It was believed that the forming planet Theia had sideswiped the Earth and blasted the moon into orbit before heading off into space about 100 million years after the formation of the Earth. However, a new research suggests that instead of merely brushing off, the two planets actually had a head-on collision, fusing them together.
A team of researchers from the University of California, Los Angeles gathered seven lunar rocks brought by the Apollo missions and six volcanic rocks from the Earth's mantle to compare their oxygen isotopes ratio — the number of protons and neutrons present in oxygen atoms. The importance of testing this lies to the fact that each planetary body in the Solar System has a unique "fingerprint" ratio of oxygen isotopes, which help scientists test out where certain materials came from.
Earth's oxygen is O-16, which means each oxygen atom contains eight protons and eight neutrons.
In their test, they found out that the rocks on Earth and the Moon have identical oxygen isotopes, which is contrary to a 2014 report from a team of German scientists that the two have their own unique ratios.
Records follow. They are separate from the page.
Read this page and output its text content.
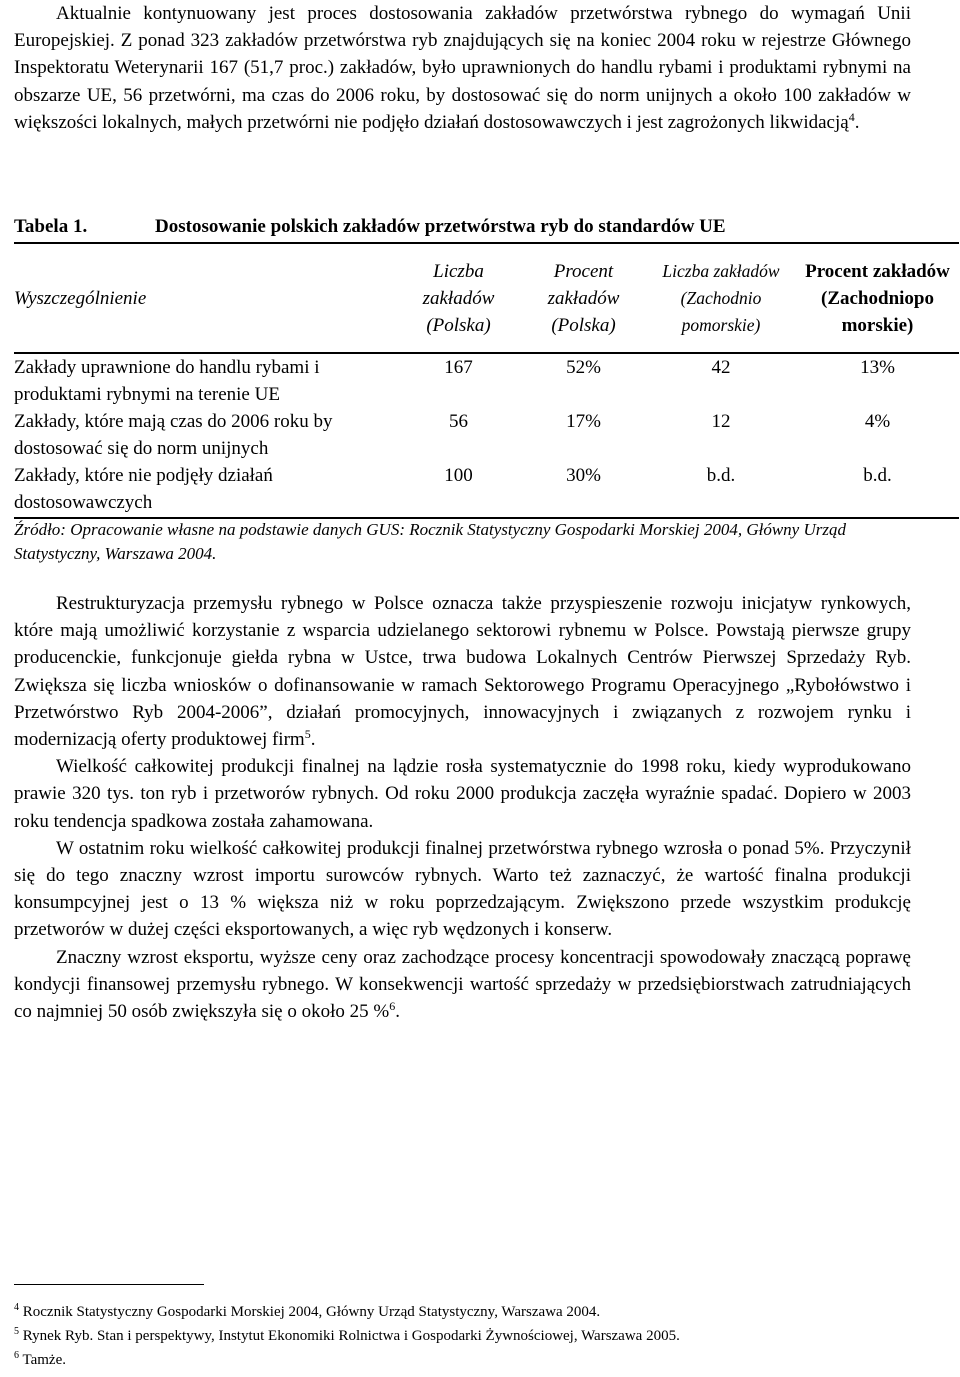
Aktualnie kontynuowany jest proces dostosowania zakładów przetwórstwa rybnego do wymagań Unii Europejskiej. Z ponad 323 zakładów przetwórstwa ryb znajdujących się na koniec 2004 roku w rejestrze Głównego Inspektoratu Weterynarii 167 (51,7 proc.) zakładów, było uprawnionych do handlu rybami i produktami rybnymi na obszarze UE, 56 przetwórni, ma czas do 2006 roku, by dostosować się do norm unijnych a około 100 zakładów w większości lokalnych, małych przetwórni nie podjęło działań dostosowawczych i jest zagrożonych likwidacją$^4$.

Tabela 1.	Dostosowanie polskich zakładów przetwórstwa ryb do standardów UE
Wyszczególnienie	Liczba zakładów (Polska)	Procent zakładów (Polska)	Liczba zakładów (Zachodnio pomorskie)	Procent zakładów (Zachodniopo morskie)
Zakłady uprawnione do handlu rybami i produktami rybnymi na terenie UE	167	52%	42	13%
Zakłady, które mają czas do 2006 roku by dostosować się do norm unijnych	56	17%	12	4%
Zakłady, które nie podjęły działań dostosowawczych	100	30%	b.d.	b.d.
Źródło: Opracowanie własne na podstawie danych GUS: Rocznik Statystyczny Gospodarki Morskiej 2004, Główny Urząd Statystyczny, Warszawa 2004.

Restrukturyzacja przemysłu rybnego w Polsce oznacza także przyspieszenie rozwoju inicjatyw rynkowych, które mają umożliwić korzystanie z wsparcia udzielanego sektorowi rybnemu w Polsce. Powstają pierwsze grupy producenckie, funkcjonuje giełda rybna w Ustce, trwa budowa Lokalnych Centrów Pierwszej Sprzedaży Ryb. Zwiększa się liczba wniosków o dofinansowanie w ramach Sektorowego Programu Operacyjnego „Rybołówstwo i Przetwórstwo Ryb 2004-2006”, działań promocyjnych, innowacyjnych i związanych z rozwojem rynku i modernizacją oferty produktowej firm$^5$.

Wielkość całkowitej produkcji finalnej na lądzie rosła systematycznie do 1998 roku, kiedy wyprodukowano prawie 320 tys. ton ryb i przetworów rybnych. Od roku 2000 produkcja zaczęła wyraźnie spadać. Dopiero w 2003 roku tendencja spadkowa została zahamowana.

W ostatnim roku wielkość całkowitej produkcji finalnej przetwórstwa rybnego wzrosła o ponad 5%. Przyczynił się do tego znaczny wzrost importu surowców rybnych. Warto też zaznaczyć, że wartość finalna produkcji konsumpcyjnej jest o 13 % większa niż w roku poprzedzającym. Zwiększono przede wszystkim produkcję przetworów w dużej części eksportowanych, a więc ryb wędzonych i konserw.

Znaczny wzrost eksportu, wyższe ceny oraz zachodzące procesy koncentracji spowodowały znaczącą poprawę kondycji finansowej przemysłu rybnego. W konsekwencji wartość sprzedaży w przedsiębiorstwach zatrudniających co najmniej 50 osób zwiększyła się o około 25 %$^6$.

$^4$ Rocznik Statystyczny Gospodarki Morskiej 2004, Główny Urząd Statystyczny, Warszawa 2004.
$^5$ Rynek Ryb. Stan i perspektywy, Instytut Ekonomiki Rolnictwa i Gospodarki Żywnościowej, Warszawa 2005.
$^6$ Tamże.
The researchers argued that if Theia simply sideswiped the Earth and formed the Moon, then the lunar body would be made up mainly of the said planetary embryo. With that, the rocks they tested would have different oxygen isotopes ratio.
"We don't see any difference between the Earth's and the moon's oxygen isotopes; they're indistinguishable," said Edward Young, lead author of the new study. "Theia was thoroughly mixed into both the Earth and the moon, and evenly dispersed between them."
While there are not much details about Theia, Young explained that there is evidence this planet is growing, and if it survived the crash, it would have been another planet in the Solar System.
The study has been published in the journal Science.